While grandma could not abandon me the way my father had, she never stopped calling me “white trash” even when I’m the person who took care of her, day in and day out in that Park Avenue mausoleum she called her home.
She treated her cat better than she ever treated me, a mean little long haired bitch that hissed each time it saw me, as if it looked down its nose at me the way my grandmother did.

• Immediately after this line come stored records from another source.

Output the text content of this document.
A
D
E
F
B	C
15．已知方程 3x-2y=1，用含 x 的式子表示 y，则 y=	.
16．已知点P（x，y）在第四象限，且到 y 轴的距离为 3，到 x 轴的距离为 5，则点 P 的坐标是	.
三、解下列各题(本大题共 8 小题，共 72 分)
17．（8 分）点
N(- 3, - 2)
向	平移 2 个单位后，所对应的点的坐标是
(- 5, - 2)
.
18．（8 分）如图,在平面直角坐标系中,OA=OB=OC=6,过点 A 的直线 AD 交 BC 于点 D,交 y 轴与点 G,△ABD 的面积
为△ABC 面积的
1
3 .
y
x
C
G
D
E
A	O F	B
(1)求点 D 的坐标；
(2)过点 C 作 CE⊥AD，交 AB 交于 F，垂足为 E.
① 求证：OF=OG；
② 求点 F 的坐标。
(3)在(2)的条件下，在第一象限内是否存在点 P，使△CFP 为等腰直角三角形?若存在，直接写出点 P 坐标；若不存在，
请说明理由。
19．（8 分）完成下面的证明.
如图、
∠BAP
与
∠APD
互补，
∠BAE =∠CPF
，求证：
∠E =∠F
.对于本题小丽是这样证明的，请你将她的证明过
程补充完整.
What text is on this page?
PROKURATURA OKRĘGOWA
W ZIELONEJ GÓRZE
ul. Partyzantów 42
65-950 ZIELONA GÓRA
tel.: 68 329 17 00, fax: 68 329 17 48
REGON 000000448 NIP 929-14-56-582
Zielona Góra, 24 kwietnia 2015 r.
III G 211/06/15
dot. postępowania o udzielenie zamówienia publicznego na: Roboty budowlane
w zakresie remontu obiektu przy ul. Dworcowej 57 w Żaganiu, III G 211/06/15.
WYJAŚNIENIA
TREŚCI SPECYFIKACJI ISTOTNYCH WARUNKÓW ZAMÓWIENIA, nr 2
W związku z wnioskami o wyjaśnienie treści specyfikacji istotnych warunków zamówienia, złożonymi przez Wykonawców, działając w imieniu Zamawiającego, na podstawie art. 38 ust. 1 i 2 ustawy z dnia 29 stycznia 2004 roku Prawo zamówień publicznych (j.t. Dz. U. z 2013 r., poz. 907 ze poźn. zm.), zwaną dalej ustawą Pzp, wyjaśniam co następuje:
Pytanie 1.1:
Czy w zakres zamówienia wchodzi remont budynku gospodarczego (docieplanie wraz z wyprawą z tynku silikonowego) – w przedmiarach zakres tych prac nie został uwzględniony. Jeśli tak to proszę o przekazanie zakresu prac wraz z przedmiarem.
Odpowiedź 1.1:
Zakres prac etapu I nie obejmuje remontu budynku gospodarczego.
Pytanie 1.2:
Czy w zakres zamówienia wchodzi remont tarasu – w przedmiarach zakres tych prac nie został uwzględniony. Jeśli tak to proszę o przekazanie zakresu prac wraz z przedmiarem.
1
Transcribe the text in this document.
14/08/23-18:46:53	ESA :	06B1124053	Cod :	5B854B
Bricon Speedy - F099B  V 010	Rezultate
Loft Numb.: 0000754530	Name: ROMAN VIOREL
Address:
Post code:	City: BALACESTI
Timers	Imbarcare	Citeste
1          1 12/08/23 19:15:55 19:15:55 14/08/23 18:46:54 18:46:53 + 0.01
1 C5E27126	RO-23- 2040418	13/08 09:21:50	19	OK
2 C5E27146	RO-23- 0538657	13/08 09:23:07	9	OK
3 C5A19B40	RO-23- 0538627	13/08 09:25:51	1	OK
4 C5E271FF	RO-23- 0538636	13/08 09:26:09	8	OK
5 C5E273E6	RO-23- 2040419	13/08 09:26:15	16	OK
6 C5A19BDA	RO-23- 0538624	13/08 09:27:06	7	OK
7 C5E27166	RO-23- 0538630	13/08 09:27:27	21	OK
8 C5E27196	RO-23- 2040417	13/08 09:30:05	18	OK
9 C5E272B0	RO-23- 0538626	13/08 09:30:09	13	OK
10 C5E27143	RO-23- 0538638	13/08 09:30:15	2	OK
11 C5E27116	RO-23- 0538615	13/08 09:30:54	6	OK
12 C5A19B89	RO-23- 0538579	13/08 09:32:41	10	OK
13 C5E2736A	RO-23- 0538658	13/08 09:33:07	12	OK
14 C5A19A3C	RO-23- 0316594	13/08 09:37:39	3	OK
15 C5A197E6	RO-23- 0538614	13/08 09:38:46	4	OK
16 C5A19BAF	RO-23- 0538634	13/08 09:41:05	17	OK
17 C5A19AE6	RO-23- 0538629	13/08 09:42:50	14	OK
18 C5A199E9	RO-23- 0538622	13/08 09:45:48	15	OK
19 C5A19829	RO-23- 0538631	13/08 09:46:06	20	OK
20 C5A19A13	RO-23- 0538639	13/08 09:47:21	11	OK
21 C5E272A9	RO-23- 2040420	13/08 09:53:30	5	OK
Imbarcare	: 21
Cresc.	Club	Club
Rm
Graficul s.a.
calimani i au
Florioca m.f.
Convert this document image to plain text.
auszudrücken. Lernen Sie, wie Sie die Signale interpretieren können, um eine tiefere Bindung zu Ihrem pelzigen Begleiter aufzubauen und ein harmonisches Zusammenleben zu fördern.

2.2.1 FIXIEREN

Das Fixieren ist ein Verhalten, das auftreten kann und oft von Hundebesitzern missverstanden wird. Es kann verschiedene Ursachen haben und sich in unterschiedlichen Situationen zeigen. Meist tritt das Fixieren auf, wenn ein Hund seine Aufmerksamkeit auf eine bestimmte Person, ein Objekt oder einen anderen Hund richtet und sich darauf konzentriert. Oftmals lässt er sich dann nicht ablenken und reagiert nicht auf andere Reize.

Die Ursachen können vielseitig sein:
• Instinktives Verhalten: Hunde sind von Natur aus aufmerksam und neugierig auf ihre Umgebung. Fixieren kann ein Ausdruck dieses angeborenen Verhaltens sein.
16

Maybe I should have gone off and found my own life somewhere, but I felt irritated by the fact that a cat might inherit all my grandmother’s money if I did. So I stayed.
But I knew in my heart I would murder that cat someday, often fantasizing about making my grandmother watch while I did it.
I told myself all would be well once I inherited everything.
I wouldn’t be white trash any more, and all the pain I felt now would be worth it later.
My grandmother tested me, and I would have needed to be a saint not to snap back from time to time.
The cat tested me more, and cleaning up after it made me feel even smaller than I already did, smaller even when I was with Poppa.
Some days I came so close to strangling that beast, I had to lock myself in the bathroom to keep myself from doing it.
I told myself, if I kill the cat I get nothing.
I knew time would do what I could not.
My grandmother was old. She had to die sooner or later.
All I had to do was hold on.
I dreamed of the life I would lead after her death, a life that did not involve cleaning up cat poop.
My grandmother simply refused to die.
She knew what I wanted and mocked me for it, telling me how pathetic I was, and how I was never going to get any of her money because she intended to leave it all to the cat.
One too many taunts pushed me over the edge.
I gave my grandmother bottle full instead of her nightly dose of sleeping pills, and made sure her cat found its way out onto the street.
Damned my luck that that let the maid notice the empty pill bottle in time to call for help and the doorman notice the cat before it could ease under the wheels of an uptown cab.
The police started sniffing around with their eye on me.
And my grandmother sent word from the hospital that was changing the will so that I wouldn’t even get the pittance she had planned for me.
I let her come home.
I figured if pills didn’t work, flames would, putting an end to the both of them at the same time.
Am I sorry?
You bet I am.
It seems the police caught on right away, and since someone can’t benefit when committing a crime, I’m sitting on death row instead of Park Avenue.
But at least I have the satisfaction of knowing the cat didn’t get the money.